Tell me about that painting you made called “In Hazing.” Hazing is that process that is mostly known for its negative connotations in recent years. In college and in the military people are placed through very regressive situations, sexually degrading and demoralizing, and unless you do it, you’re not part of the group, you’re not a brother, you’re not a sister. But as I started researching I discovered that hazing was also a coming of age in many tribal rituals throughout the world, where a boy needs to become a man and has to endure very painful situations.

Have you been hazed yourself? No, but I feel like I’m being hazed right now.

By this interview? No, just by the harsh things of the world, people passing away and dying and having to learn from that to grow from those very painful experiences.
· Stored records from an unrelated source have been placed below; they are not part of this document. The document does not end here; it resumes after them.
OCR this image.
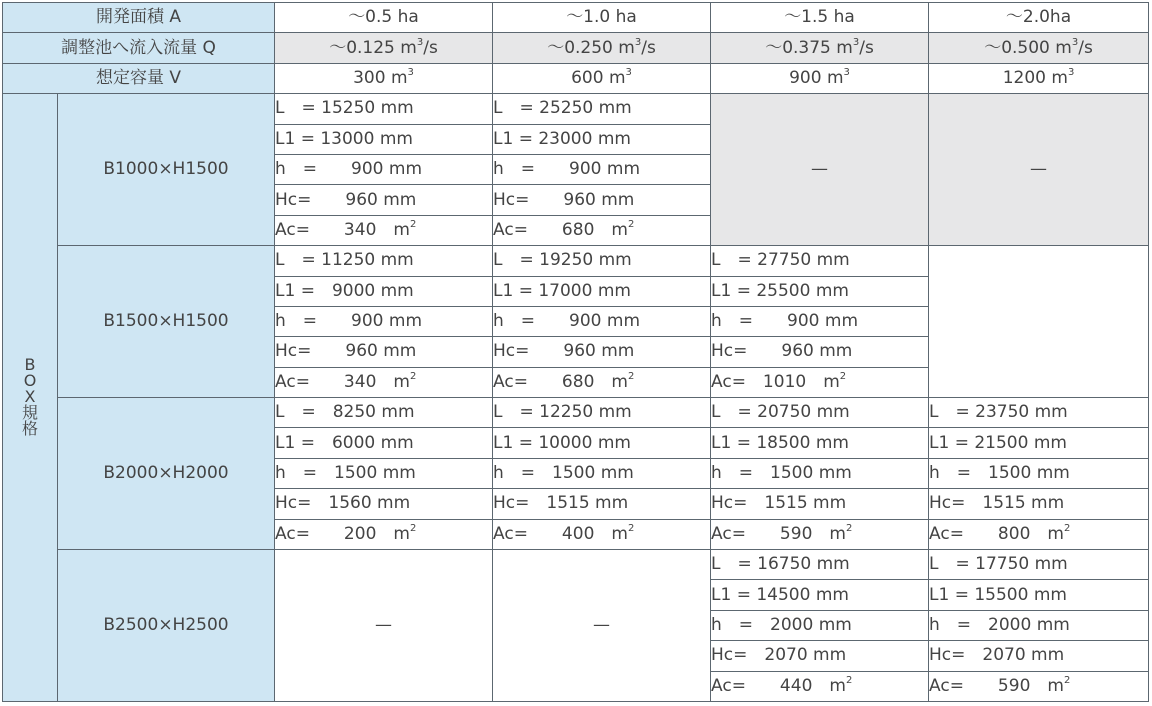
開発面積 A		～0.5 ha	～1.0 ha	～1.5 ha	～2.0ha
調整池へ流入流量 Q		～0.125 $m^3/s$	～0.250 $m^3/s$	～0.375 $m^3/s$	～0.500 $m^3/s$
想定容量 V		300 $m^3$	600 $m^3$	900 $m^3$	1200 $m^3$

B
O
X
規
格	B1000×H1500	L　= 15250 mm	L　= 25250 mm	—	—
		L1 = 13000 mm	L1 = 23000 mm		
		h　=　　900 mm	h　=　　900 mm		
		Hc=　　960 mm	Hc=　　960 mm		
		Ac=　　340　$m^2$	Ac=　　680　$m^2$
	B1500×H1500	L　= 11250 mm	L　= 19250 mm	L　= 27750 mm	
		L1 =　9000 mm	L1 = 17000 mm	L1 = 25500 mm	
		h　=　　900 mm	h　=　　900 mm	h　=　　900 mm	
		Hc=　　960 mm	Hc=　　960 mm	Hc=　　960 mm	
		Ac=　　340　$m^2$	Ac=　　680　$m^2$	Ac=　1010　$m^2$
	B2000×H2000	L　=　8250 mm	L　= 12250 mm	L　= 20750 mm	L　= 23750 mm
		L1 =　6000 mm	L1 = 10000 mm	L1 = 18500 mm	L1 = 21500 mm
		h　=　1500 mm	h　=　1500 mm	h　=　1500 mm	h　=　1500 mm
		Hc=　1560 mm	Hc=　1515 mm	Hc=　1515 mm	Hc=　1515 mm
		Ac=　　200　$m^2$	Ac=　　400　$m^2$	Ac=　　590　$m^2$	Ac=　　800　$m^2$
	B2500×H2500	—	—	L　= 16750 mm	L　= 17750 mm
				L1 = 14500 mm	L1 = 15500 mm
				h　=　2000 mm	h　=　2000 mm
				Hc=　2070 mm	Hc=　2070 mm
				Ac=　　440　$m^2$	Ac=　　590　$m^2$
We are in a constant form of being hazed even though we don’t want to recognize it. This last series began after a very close friend of mine committed suicide a couple of years ago. It just got me to think of the inner struggles that we all face and how we all deal with them in different ways. For whatever reason he thought that his way was to end his life. And that was very hard for me to accept.

After that I created that painting “In Hazing,” which is a group of children following each other. They don’t have mouths. That came out of making a mistake in the painting and I erased the mouth and I sort of left it like it and the more I think about it the more I feel like leaving it erased, because it sort of symbolizes our difficulty to communicate well. For instance, it is hard to put into words things that I’m thinking about.

The places and time of the scenes you draw are not really specific, are they? Totally, it could be anywhere and anytime. A lot of the times the outfits that the characters wear could from the 20s or from the 70s.

And it could be in New Jersey or Puerto Rico. Yes, it’s the same for the backgrounds. I see them as psychological landscapes. It’s another weird peculiar thing that I never paint interiors. They often take place outside.

It always happen in nature, but with human traces.

What do the tires in your paintings mean? My father died when I was sixteen years old, at the time where you discover a lot of things about yourself, about becoming a man. I thought that I had to grow up very quickly to help stabilize my mother–it was a very traumatic moment. This idea of painting childhood is a way of trying to relive something that I lost, to remember the innocent times. The wheel becomes a symbol in a way because my father was a mechanic, so it is a very tongue-in-cheek symbol to me. But that creates a very interesting image for the people to view and try to imagine what it means to them. The symbols that I chose are personal, giving something banal a power, and now you’re able to ask yourself, “What does it mean? Why is it there?”

While we’re talking about symbols, there is this recurrent pink blob in many of your paintings. That was from the series I created after my friend passed away, this pink blob became our struggle, you know the thing that you feel in your stomach, very visceral, kind of ugly. The struggle itself was probably what killed him. He didn’t know what to do with it so it swallowed him. That pink kind visceral blob stands for our struggle: deal with it, play with it, fight with it.

There is a frustration looking at your paintings. I wish they were more violent but it never really is. You never cross the line. I think I reached the end of something and am at the beginning of something else. I think it’s gonna take me a while to let go of these things, because it’s scary. I feel that’s where I’m heading. I don’t know if it’s gonna be more violent there or maybe less metaphorical, but yes, I feel like I’m stopping too soon and that drives me crazy in the studio. It’s a scary thing, man, I’m gonna try. I hope I’ll be able to let go, it’s just something that I have to do. You know how Goya went crazy? I hope I will be able to express that violence without turning crazy.